Legal representatives must be familiar with the detailed provisions in the Criminal Practice Directions and ensure that they are complied with. These can be raised:

  • In the Crown Court, at the plea and trial preparation hearing, this hearing requires identification of any modifications sought or likely to be sought
  • In the youth court, at the first appearance
  • Where an application for special measures is granted or refused, the court must give its reasons

Special measures in court

Special measures are measures which have been put in place to help vulnerable witnesses, such as children, give their best possible evidence in court. They include:

  • Screens around the witness box – to prevent a child from having to see the defendant and the defendant from seeing the child.
  • Child witnesses can give evidence via a live TV link outside the courtroom – they will be able to see the courtroom and people in the courtroom and people in the courtroom, including the defendant, will be able to see them on a television screen.
  • Giving evidence in private – members of the public and the press can be excluded from the court in some cases.
  • Judges and barristers removing their wigs and gowns in the Crown Court to make the proceedings seem less intimidating.
  • A video recorded interview of the child witness before the trial to be admitted by the court as their evidence – a live video link or screen can be used when they are being cross-examined by the defence.
  • An intermediary to facilitate communication between the child witness and court.

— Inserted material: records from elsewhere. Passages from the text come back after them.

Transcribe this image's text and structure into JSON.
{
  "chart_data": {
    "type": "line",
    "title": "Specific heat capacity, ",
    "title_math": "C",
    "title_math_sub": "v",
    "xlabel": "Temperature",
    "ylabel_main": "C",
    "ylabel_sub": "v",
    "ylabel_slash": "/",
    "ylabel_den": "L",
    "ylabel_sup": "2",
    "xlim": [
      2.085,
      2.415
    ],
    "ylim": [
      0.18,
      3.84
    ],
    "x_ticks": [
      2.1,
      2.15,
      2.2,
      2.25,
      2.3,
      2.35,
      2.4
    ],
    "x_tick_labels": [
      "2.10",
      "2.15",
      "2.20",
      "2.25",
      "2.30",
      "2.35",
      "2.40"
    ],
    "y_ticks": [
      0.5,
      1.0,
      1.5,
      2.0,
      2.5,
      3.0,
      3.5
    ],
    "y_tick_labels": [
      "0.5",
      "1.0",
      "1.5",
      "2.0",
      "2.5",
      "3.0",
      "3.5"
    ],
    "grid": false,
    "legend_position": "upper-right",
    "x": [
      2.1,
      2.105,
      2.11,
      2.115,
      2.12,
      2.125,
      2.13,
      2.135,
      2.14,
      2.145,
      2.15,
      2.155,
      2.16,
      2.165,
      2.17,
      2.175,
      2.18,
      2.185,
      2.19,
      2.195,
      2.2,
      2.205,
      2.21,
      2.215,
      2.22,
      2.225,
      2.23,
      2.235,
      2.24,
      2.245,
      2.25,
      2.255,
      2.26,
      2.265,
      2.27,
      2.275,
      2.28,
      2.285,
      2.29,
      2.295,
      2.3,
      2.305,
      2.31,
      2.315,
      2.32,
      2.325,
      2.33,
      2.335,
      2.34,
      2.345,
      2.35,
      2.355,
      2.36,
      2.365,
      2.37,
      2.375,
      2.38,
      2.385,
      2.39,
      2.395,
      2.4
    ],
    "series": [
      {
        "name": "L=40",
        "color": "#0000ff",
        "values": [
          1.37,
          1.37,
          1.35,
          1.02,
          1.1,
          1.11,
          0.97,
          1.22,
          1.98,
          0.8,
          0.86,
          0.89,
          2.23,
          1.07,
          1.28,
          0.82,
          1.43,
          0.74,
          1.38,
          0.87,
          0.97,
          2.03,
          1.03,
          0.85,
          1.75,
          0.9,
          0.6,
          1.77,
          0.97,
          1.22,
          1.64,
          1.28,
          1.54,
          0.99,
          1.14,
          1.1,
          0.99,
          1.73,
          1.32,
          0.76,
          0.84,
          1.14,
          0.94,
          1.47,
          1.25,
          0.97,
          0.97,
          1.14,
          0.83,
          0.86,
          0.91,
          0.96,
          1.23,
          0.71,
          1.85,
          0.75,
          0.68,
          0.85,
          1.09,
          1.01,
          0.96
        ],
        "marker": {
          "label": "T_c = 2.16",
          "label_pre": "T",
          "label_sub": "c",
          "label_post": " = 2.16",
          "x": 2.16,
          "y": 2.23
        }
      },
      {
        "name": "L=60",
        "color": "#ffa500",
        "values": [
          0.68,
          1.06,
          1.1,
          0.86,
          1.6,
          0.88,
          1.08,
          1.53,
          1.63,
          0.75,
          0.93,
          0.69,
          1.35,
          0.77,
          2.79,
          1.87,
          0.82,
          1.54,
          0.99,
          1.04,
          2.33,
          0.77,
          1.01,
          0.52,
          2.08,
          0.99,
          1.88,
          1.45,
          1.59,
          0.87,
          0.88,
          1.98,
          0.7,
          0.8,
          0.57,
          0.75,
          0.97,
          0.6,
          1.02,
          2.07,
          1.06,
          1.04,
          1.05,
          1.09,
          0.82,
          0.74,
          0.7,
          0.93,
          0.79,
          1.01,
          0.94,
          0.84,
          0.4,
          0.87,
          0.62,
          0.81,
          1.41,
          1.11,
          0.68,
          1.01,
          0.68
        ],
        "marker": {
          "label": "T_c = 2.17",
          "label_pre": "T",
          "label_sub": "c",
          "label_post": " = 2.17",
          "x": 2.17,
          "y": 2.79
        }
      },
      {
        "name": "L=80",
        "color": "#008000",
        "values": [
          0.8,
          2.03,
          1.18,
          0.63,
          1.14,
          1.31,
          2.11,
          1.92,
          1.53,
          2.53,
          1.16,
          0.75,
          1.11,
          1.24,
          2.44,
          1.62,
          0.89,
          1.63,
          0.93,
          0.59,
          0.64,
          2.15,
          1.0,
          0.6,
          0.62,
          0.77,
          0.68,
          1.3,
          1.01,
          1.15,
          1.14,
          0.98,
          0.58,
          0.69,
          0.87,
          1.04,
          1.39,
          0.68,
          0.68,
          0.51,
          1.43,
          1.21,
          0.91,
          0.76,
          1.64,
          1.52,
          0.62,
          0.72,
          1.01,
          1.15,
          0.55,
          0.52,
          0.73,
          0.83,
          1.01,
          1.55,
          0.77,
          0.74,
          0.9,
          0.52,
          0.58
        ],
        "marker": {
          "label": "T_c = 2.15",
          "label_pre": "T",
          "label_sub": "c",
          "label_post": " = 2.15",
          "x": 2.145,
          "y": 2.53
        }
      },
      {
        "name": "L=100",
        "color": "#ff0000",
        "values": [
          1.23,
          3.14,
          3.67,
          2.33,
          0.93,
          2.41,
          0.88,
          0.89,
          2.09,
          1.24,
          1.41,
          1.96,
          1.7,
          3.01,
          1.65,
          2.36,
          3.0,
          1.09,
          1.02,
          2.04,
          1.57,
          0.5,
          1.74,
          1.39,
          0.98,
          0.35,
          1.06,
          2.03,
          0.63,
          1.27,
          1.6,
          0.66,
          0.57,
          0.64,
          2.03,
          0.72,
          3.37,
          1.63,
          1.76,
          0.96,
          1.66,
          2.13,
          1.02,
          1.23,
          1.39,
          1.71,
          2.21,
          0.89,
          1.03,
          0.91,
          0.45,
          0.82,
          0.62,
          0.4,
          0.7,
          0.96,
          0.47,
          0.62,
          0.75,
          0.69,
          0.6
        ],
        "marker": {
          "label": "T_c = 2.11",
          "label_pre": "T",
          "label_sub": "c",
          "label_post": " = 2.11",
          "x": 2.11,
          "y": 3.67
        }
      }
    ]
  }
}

Intermediaries are also widely endorsed as measures which greatly improves the quality of evidence elicited from vulnerable witnesses, both because of their expertise in relation to the formation of advocates’ questions, and also because of their recommendations around the most effective combinations of special measures to invoke.

Current special measures limitations

The Victim’s Commissioner’s July 2020 Literature Review identified a number of current limitations affecting the implementation of special measures. For example, how well vulnerability and intimidation are being identified by the police, prosecutors and judges; whether the end-to-end process of preparing a vulnerable or intimidated witness for court and providing special measures is being delivered as it should be; to what extent child witnesses are part of the decision making on what special measures will work for them.

Other issues which the review identified that can undermine the effectiveness of special measures for child witnesses included: technology-related problems; poor planning of ABE interviews; and, problems with video transmission in courts. In regard to technology related problems, for example, the facilities for live link evidence leave a lot to be desired. The live link room is often very small and not child friendly; and with the current COVID-19 social distancing guidelines, if a child needs the support of both an intermediary and intermediary in the same room, it would be next to impossible to fit all three people in this space.